Lee, who has made a cameo appearance in every single entry in Marvel Studios' 20-movie filmography thus far, was instrumental in the success of those films but was sure to let Feige and his team reinterpret Marvel's characters — many of whom he helped create or define — for a new generation on the big screen since launching the shared universe with 2008's Iron Man.
"Stan was always very gracious with all of us at Marvel Studios and very encouraging. Despite his persona on stage, Stan was very humble. He was not the type to come in and tell us how to be, but he encouraged us to follow his lead," Feige said.
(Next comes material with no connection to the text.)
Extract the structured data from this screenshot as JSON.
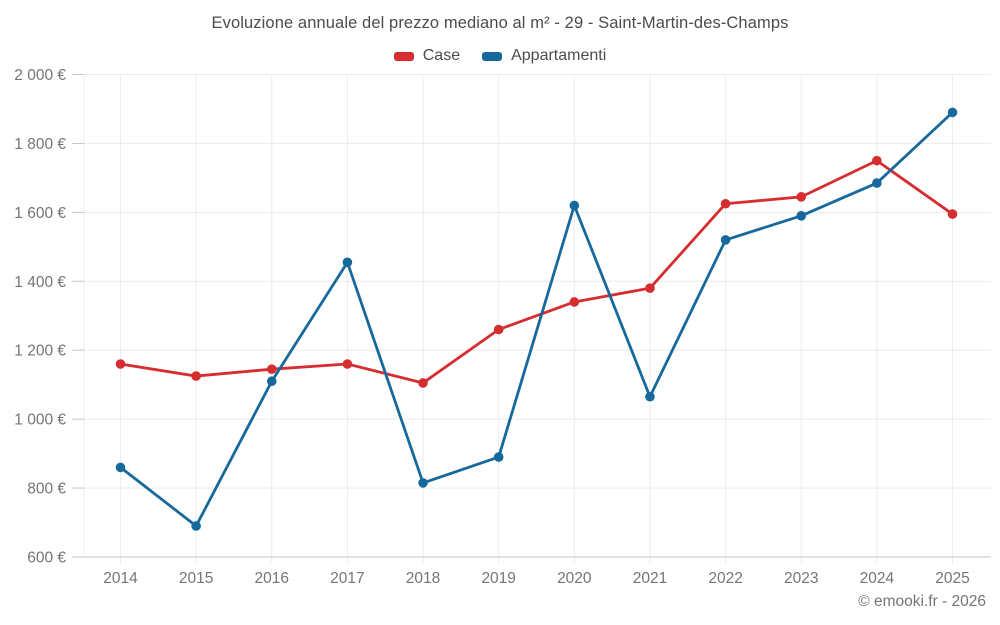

"Take Black Panther — people would talk about the importance of the movie and what a brave thing it was for Walt Disney Studios to spend this kind of money on an almost entirely African-American cast — which is entirely true. But look at what Stan Lee and Jack Kirby did in the 1960s, creating that character in the center of the Civil Rights movement. At many turns, as we work on the movies and aim to do justice, part of that is in taking those kinds of risks. And recognizing the important thematics that Stan did."
Lee previously reflected on creating T'Challa and the forward-thinking technologically-advanced nation of Wakanda, which has gone on to play a central role in the MCU since its full introduction in Black Panther, serving as the setting for the ending of major crossover event film Avengers: Infinity War.2comments
T'Challa and his people have emerged as the latest breakouts in a universe that shows no signs of slowing, continuing on next in the Brie Larson-led Captain Marvel, finale-slash-new-beginning Avengers 4, and Spider-Man: Far From Home. All three films, releasing in 2019, are expected to feature cameo appearances by Lee.
Captain Marvel opens March 8, followed by Avengers 4 May 3 and Spider-Man: Far From Home July 5, 2019.